Open cyw3 opened 1 year ago

cyw3 commented 1 year ago

Hi Nice project!

Do you have the checkpoint and evaluation conclusions of the defect and refine tasks for codet5p-16b?

Here I tested the codet5 defect and refine task examples in codetf, and found that the effect is not very good.

bdqnghi commented 1 year ago

hi, thanks for the question. May i know what do you mean by the "effect"? Note that we haven't concluded the project and haven't officially released yet, there are still things to improve.

cyw3 commented 1 year ago
code_snippets = """
#include <stdio.h>
int main()
{
    int *pointer_var;
    printf("Address of the given pointer variable: %d", pointer_var);
    printf("Value of pointer variable is : %d", * pointer_var);
    return 0;
}
"""
defect_model = load_model_pipeline(model_name="codet5", task="defect",
            model_type="base", is_eval=True,
            load_in_8bit=True, weight_sharding=False)
defects = defect_model.predict([code_snippets])
print(defects)

code_snippets: a c/c++ demo about null pointer error. But Salesforce/codet5-base-codexglue-defect thinks it's not a defect, and output ['false'].


bdqnghi commented 1 year ago

i see, thanks for this, the CodeT5-defect is fine-tuned on this data from Microsoft CodeXGLUE: https://github.com/microsoft/CodeXGLUE/tree/main/Code-Code/Defect-detection.
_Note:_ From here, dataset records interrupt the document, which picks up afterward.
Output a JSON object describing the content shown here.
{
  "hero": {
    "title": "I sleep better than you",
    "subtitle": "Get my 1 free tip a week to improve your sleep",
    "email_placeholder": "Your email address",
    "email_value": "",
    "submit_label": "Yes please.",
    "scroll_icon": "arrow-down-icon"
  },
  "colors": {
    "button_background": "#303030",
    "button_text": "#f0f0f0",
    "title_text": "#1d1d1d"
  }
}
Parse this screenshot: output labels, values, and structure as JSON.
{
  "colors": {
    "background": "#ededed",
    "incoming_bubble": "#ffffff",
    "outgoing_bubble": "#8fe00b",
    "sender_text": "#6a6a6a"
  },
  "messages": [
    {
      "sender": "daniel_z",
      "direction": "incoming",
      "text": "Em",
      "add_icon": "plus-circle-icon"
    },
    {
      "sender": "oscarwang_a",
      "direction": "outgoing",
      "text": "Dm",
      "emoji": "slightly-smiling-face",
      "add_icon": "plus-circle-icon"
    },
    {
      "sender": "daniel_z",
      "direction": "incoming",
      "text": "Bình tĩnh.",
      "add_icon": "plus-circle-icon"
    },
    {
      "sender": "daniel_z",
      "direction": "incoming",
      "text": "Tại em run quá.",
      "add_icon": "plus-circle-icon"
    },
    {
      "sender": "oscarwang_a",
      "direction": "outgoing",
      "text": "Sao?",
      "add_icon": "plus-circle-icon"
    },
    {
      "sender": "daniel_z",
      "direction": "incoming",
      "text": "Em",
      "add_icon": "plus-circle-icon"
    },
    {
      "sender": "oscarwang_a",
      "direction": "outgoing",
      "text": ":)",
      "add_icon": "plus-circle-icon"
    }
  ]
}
In fact, this dataset is mostly used for academic research, apply the results into real-world application can produce unsatisfied result for many cases.

You can check more on the results in CodeT5 paper: https://aclanthology.org/2021.emnlp-main.685.pdf.

cyw3 commented 1 year ago

Thanks.

Do you have more datasets about defect and refine to recommend?